Reprinted from The News House: Link to original Article
Published: May 13, 2020
The Rev. Rick Hill has seen it many times before: a student comes to Syracuse University fresh faced and naïve from high school, and by the semester’s end he or she is too focused on finding the next good time.
“We have students come here in August and by Thanksgiving they’re unrecognizable,” Hill said. “We just want to reinforce what they came here with and have them go back in (a similar form) as when they got here.”
Hill said he and his wife Valerie see themselves as, “stand-in parents” and hold the students they see to the same standard they would hold their own daughter if she were in college.
“I have 33 children,” Hill said proudly. As he began to discuss his children a note of protectiveness and caring crept into his voice.
For six years, Hill has been the chaplain of the Historically Black Church, a campus ministry that provides African-American students at SU with resources about churches and ministries in the area.
In 2007, he founded his own church, Word of Life Bible Fellowship, which meets Sundays at 11 a.m. in Huntington Beard Crouse Hall‘s Kittredge Auditorium on the SU campus.
Lori S. Robinson, a 22-year-old instructional design development and evaluation graduate student who has been attending Hill’s services since her freshman year in 2005, said she appreciates his laid back preaching style.
“He has a Harley, and he’ll … show up in his biker jacket, and jeans,” Robinson said. “He’s not big on you have to get dressed up for church because so many people get turned off by that.”
Hill chose this come-as-you-are approach when he opened Word of Life Bible Fellowship and stresses that he wants to offer options.
In the African American community, on a typical Sunday women and girls will wear dresses and men will often wear suits. Hill insists that he wants people to “relax and enjoy each other as part of the service.”
“The casual dress just works for me and for people who come to Word of Life,” he said.
His more relaxed approach to dress should not be mistaken for a lax attitude concerning the church’s purpose. Hill named his church Word of Life Bible Fellowship because the Bible is the primary focus.
The Rev.

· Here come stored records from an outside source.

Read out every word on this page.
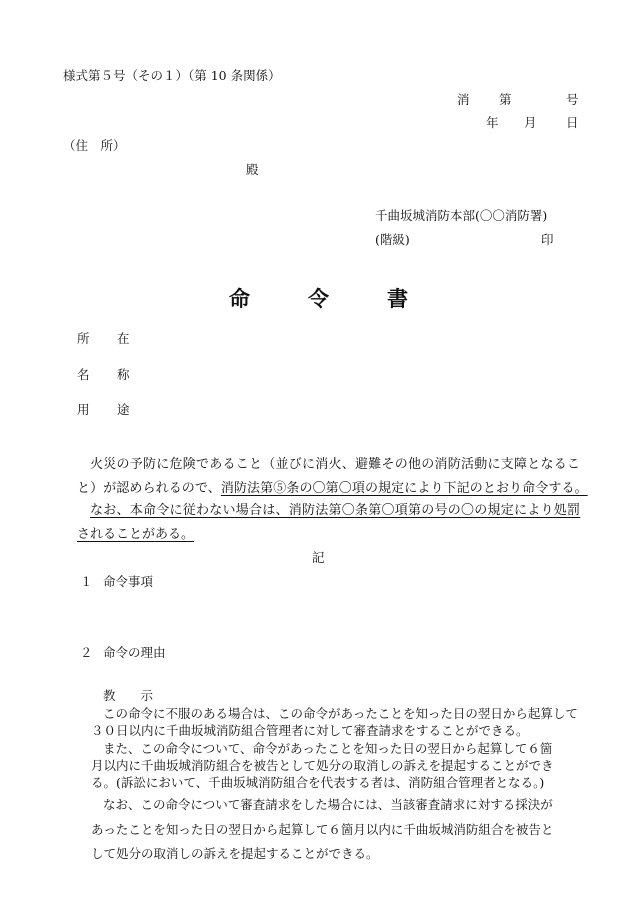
様式第５号（その１）（第 10 条関係）
消 第	号
年 月 日
（住　所）
殿
千曲坂城消防本部(〇〇消防署)
(階級)	印
命	令	書
所 在
名 称
用 途
火災の予防に危険であること（並びに消火、避難その他の消防活動に支障となるこ
と）が認められるので、消防法第⑤条の〇第〇項の規定により下記のとおり命令する。
なお、本命令に従わない場合は、消防法第〇条第〇項第の号の〇の規定により処罰
されることがある。
記
１ 命令事項
２ 命令の理由
教　　示
この命令に不服のある場合は、この命令があったことを知った日の翌日から起算して
３０日以内に千曲坂城消防組合管理者に対して審査請求をすることができる。
また、この命令について、命令があったことを知った日の翌日から起算して６箇
月以内に千曲坂城消防組合を被告として処分の取消しの訴えを提起することができ
る。(訴訟において、千曲坂城消防組合を代表する者は、消防組合管理者となる。)
なお、この命令について審査請求をした場合には、当該審査請求に対する採決が
あったことを知った日の翌日から起算して６箇月以内に千曲坂城消防組合を被告と
して処分の取消しの訴えを提起することができる。
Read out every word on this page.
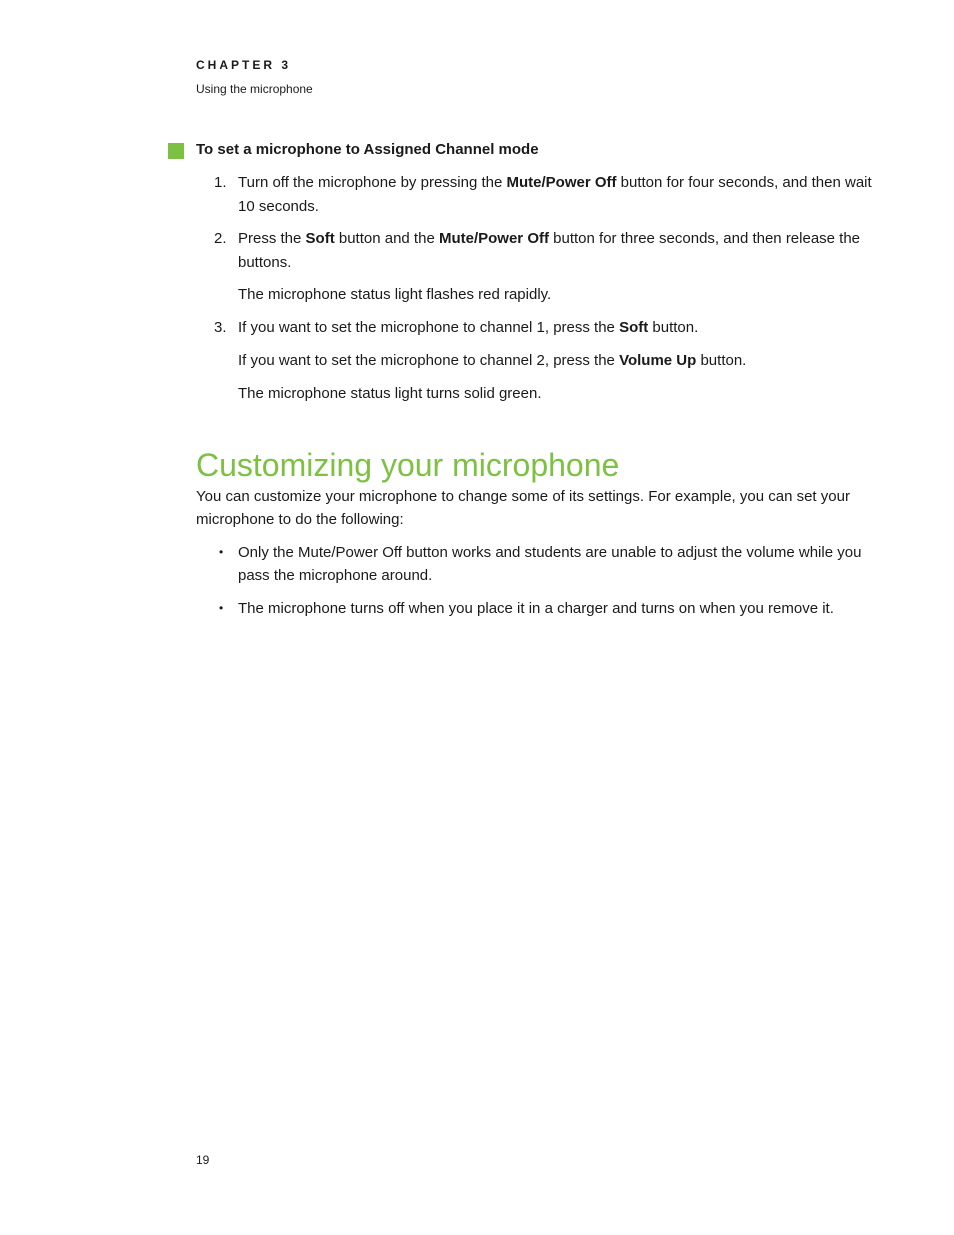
CHAPTER 3
Using the microphone
To set a microphone to Assigned Channel mode
1. Turn off the microphone by pressing the Mute/Power Off button for four seconds, and then wait
10 seconds.
2. Press the Soft button and the Mute/Power Off button for three seconds, and then release the
buttons.
The microphone status light flashes red rapidly.
3. If you want to set the microphone to channel 1, press the Soft button.
If you want to set the microphone to channel 2, press the Volume Up button.
The microphone status light turns solid green.
Customizing your microphone
You can customize your microphone to change some of its settings. For example, you can set your
microphone to do the following:
• Only the Mute/Power Off button works and students are unable to adjust the volume while you
pass the microphone around.
• The microphone turns off when you place it in a charger and turns on when you remove it.
19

Rick Hill shares a laugh with a member of the Word of Life Bible Fellowship. (Photo: Matthew Ziegler)
This emphasis on the Bible and determination to remain relatable to his congregation has attracted not only students but also working adults in the community and has led to a church that is intimate and comfortable.
Troy Allen, a member of the Word of Life Bible Fellowship since May 2009, said he likes the focus on the Bible.
“I really liked the straightforward teaching from Pastor Hill and how he broke down the Bible verses,” Allen said.
Hill deliberately keeps the church service simple.
“Your typical Black Baptist Church — we are hardly that,” he said. “The jumping and the shouting, that’s great, I’m born and raised in that, but everybody doesn’t necessarily respond to that atmosphere.”
Hill’s sermons are accented with personal anecdotes and honesty while offering life lessons at the same time.
“How many of you are sitting here thinking ‘Oh yeah, I’m better than that person beside me?’ ” Hill asked during a July service about arrogance. “You don’t have to raise your hand, but you’ve got that tiny seed of arrogance inside of you, and I’ve got it too. We may not want to admit it but God knows it’s there and we need to submit it to Him.”
Robinson believes that Hill’s 9-year-old daughter Lydia, who attends the church with her mother, influences his easy-to-understand preaching style.
“She is paying attention and she’ll ask questions from time to time,” Robinson said. “So he breaks things down to where a young child can understand.”
His approachable nature and popularity are not a surprise to his childhood friend Priscilla Donai, who has known him since they were five years old and going to Sunday School while growing up in Syracuse’s South Side.
“He was a kid that played all the time … joked around, (but) he was about his business even growing up,” Donai said. “He was motivated, knew what he wanted and went after it.”
Hill doesn’t see himself that way while growing up as a “typical sports jock” on South Avenue. He said people may have recognized the focus and drive within him but it wasn’t clear to him yet.
“I lived every moment for that moment I wasn’t thinking about a plan,” he said.
He attended the University of North Alabama for three semesters and then returned home and started working in retail. In 1995, he lost his job and began to want more for himself.
He graduated from Oswego State University in 1999 then received his master’s of divinity from Colgate Rochester Crozer Divinity School in 2006. He is currently working on his Ph.D. in ministry at the Ashland Theological Seminary.
“At 25 or 27 if somebody had told me I was going to do all of that in academia I’d never have believed it,” Hill said. “School was the farthest thing from my mind.”
Now Hill sees the benefits of his education.
“There’s no better feeling in the world than to know that you’ve impacted somebody’s life in a positive way,” he said. “It doesn’t get better than that.”